There’s a lot to dislike about the ATF. We’ve talked about it plenty over the years, and if you get two gun people together for a long enough period of time, the subject of how much the ATF sucks will come up. It’s like Godwin’s Law but for gun people.
(I won’t even try to find differentiation between Nazis and the ATF, though.)
But like it or not, the ATF is a federal law enforcement agency, which means they often get local police to help them. This isn’t generally a huge deal since it involves raids of illegal gun dealers or things like that.
In one Philadelphia suburb, though, it looks like the police chief has gone full jackboot and become the ATF’s lackey. Lee Williams has a very revealing post about the sheriff of Montgomery County, and the kicker is that the ATF probably doesn’t know a thing about it.
At the very least, Montgomery County Sheriff Sean Kilkenny has violated his oath of office, particularly the portion in which he swore to support and defend the United States Constitution including the Second Amendment.
Montgomery County is a Philadelphia suburb and the third largest county in Pennsylvania. Sheriff Kilkenny oversees approximately 115 deputies who lack a traditional law enforcement mission. They neither patrol nor respond to 911 calls regularly. Their “core responsibilities” include courthouse security, transporting prisoners and serving warrants and other legal process. Most of the actual police work in Montgomery County is done by local and State Police, the Sheriff acknowledges on his website.
At a time when most law enforcement agencies are struggling with budget cuts and severe recruiting and staffing problems, Kilkenny’s deputies were looking for more to do. The Sheriff recently ordered them to start conducting warrantless inspections of local gun dealers in their jurisdiction. In addition to a Federal Firearm License, gun dealers in the Commonwealth must also obtain a state license, according to a regulation promulgated by the Pennsylvania State Police.

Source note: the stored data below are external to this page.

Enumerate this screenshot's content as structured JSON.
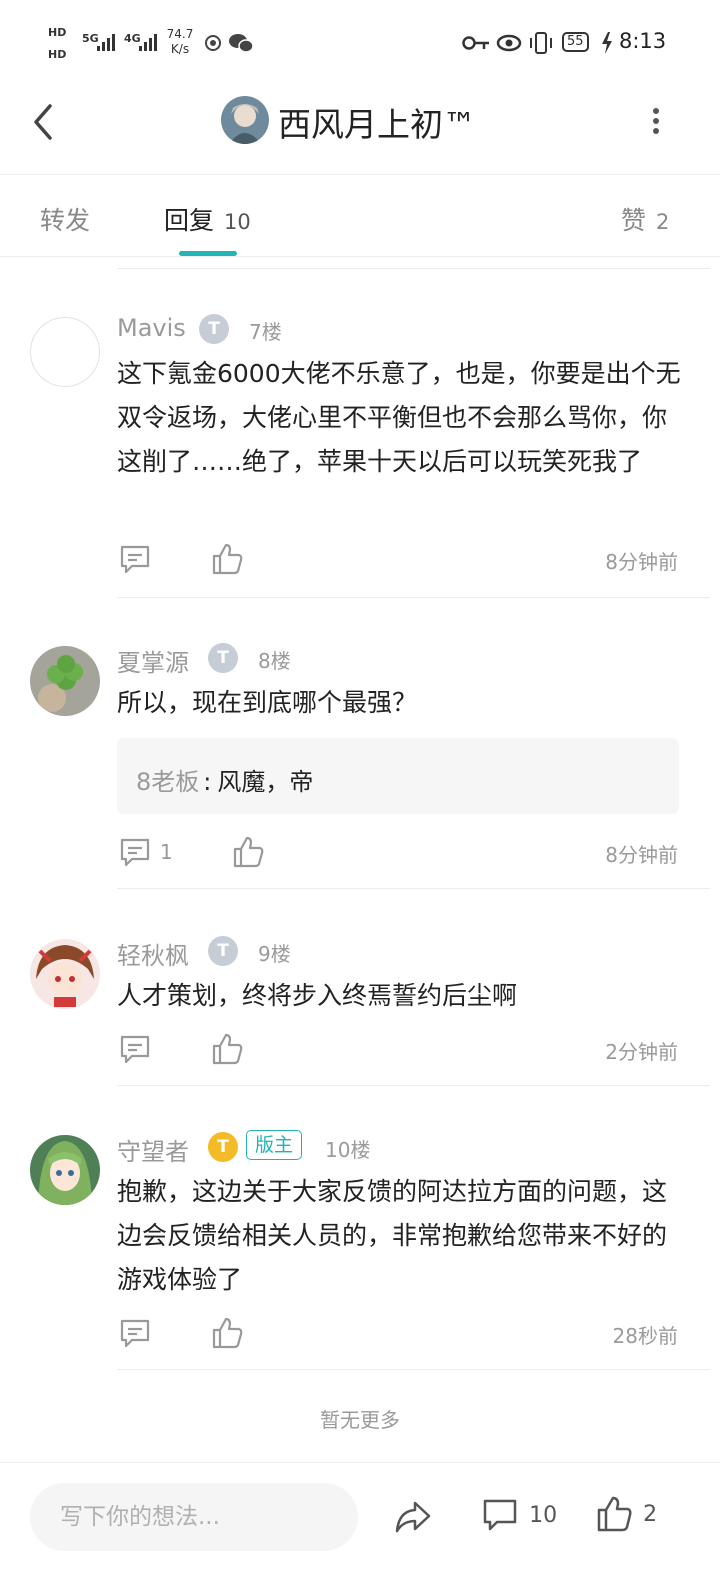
{
  "status_bar": {
    "hd1": "HD",
    "hd2": "HD",
    "sig1": "5G",
    "sig2": "4G",
    "speed": "74.7",
    "speed_unit": "K/s",
    "battery": "55",
    "time": "8:13"
  },
  "header": {
    "title": "西风月上初™"
  },
  "tabs": [
    {
      "label": "转发",
      "count": ""
    },
    {
      "label": "回复",
      "count": "10"
    },
    {
      "label": "赞",
      "count": "2"
    }
  ],
  "comments": [
    {
      "user": "Mavis",
      "level": "T",
      "floor": "7楼",
      "text": "这下氪金6000大佬不乐意了，也是，你要是出个无双令返场，大佬心里不平衡但也不会那么骂你，你这削了……绝了，苹果十天以后可以玩笑死我了",
      "reply_count": "",
      "time": "8分钟前"
    },
    {
      "user": "夏掌源",
      "level": "T",
      "floor": "8楼",
      "text": "所以，现在到底哪个最强？",
      "quote_name": "8老板",
      "quote_sep": ":",
      "quote_text": "风魔，帝",
      "reply_count": "1",
      "time": "8分钟前"
    },
    {
      "user": "轻秋枫",
      "level": "T",
      "floor": "9楼",
      "text": "人才策划，终将步入终焉誓约后尘啊",
      "reply_count": "",
      "time": "2分钟前"
    },
    {
      "user": "守望者",
      "level": "T",
      "badge": "版主",
      "floor": "10楼",
      "text": "抱歉，这边关于大家反馈的阿达拉方面的问题，这边会反馈给相关人员的，非常抱歉给您带来不好的游戏体验了",
      "reply_count": "",
      "time": "28秒前"
    }
  ],
  "footer_note": "暂无更多",
  "bottom_bar": {
    "input_placeholder": "写下你的想法...",
    "reply_count": "10",
    "like_count": "2"
  },
  "colors": {
    "accent": "#23b3b6",
    "level_badge": "#c6cdd6",
    "mod_level_badge": "#f3bb27"
  }
}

This state license requires the dealers to agree to warrantless searches by the State Police or their designee — in this case the Montgomery County Sheriff’s Office.
A series of emails obtained by the Second Amendment Foundation through Pennsylvania’s Right-to-Know legislation shows how Sheriff Kilkenny, who is also an attorney, was practically groomed into agreeing to conduct these inspections by a statewide gun-control group, CeaseFirePA. The emails also demonstrate how neither the Sheriff’s Office nor CeaseFirePA knew what they were doing when they established the program, or even how to train the deputies before sending them out to inspect local gun dealers.
See, for all the issues with the ATF, they at least understand how the paperwork is supposed to look. Your average street cop doesn’t. That’s not a slam on them, either. It’s just outside of their training.
Yet the police officers aren’t the only ones who don’t really have sufficient education.
Gun dealers know what the ATF expects to find and can make sure everything is in order. They have no idea what local police are expecting, so they don’t know the boundaries or limits.
What’s more, it’s not like there’s anything in Pennsylvania state law permitting this, apparently.
Legal experts balked at the local deputies’ reliance on warrantless searches.
“Unlike other areas of Pennsylvania law, where the legislature did craft language to allow for warrantless searches, the requirement to allow such is not found anywhere in the laws regulating firearms sales and was wholly created by an administrative agency,” said Adam Kraut, executive director of the Second Amendment Foundation.
“We’ve taken this action to assure constitutional rights are protected from legal oversteps by law enforcement,” added Alan M. Gottlieb, founder and executive vice president of the Second Amendment Foundation.
“[T]his action” refers to a lawsuit brought against the chief for his blatantly illegal efforts.
See, if state law actually required gun stores to be open to warrantless searches like this, that would be one thing. Courts have found that it’s permissible to have someone forgo certain aspects of their rights if they want a particular license.
I disagree, but until a higher court smacks it down, it is what it is.
But there doesn’t seem to actually be a statute in Pennsylvania state law that permits these warrantless searches by local police.
The ATF has authority due to federal law. Kilkinny’s officers have jack squat.
I can’t imagine why the Second Amendment Foundation has filed a lawsuit. It’s an absolute mystery.
Montgomery County, Pennsylvania is overstepping its authority with this nonsense and the rationale needs to be dismantled once and forever. Gun stores don’t need both the feds and local cops treating them like they’re criminals.
It’s bad enough when it’s the ATF. It’s worse when it’s your neighbor who doesn’t even know what he’s doing.
My sincere hope is that the error of KilKinny’s ways becomes abundantly clear to the entire state and this nonsense comes to an abrupt and unceremonious end.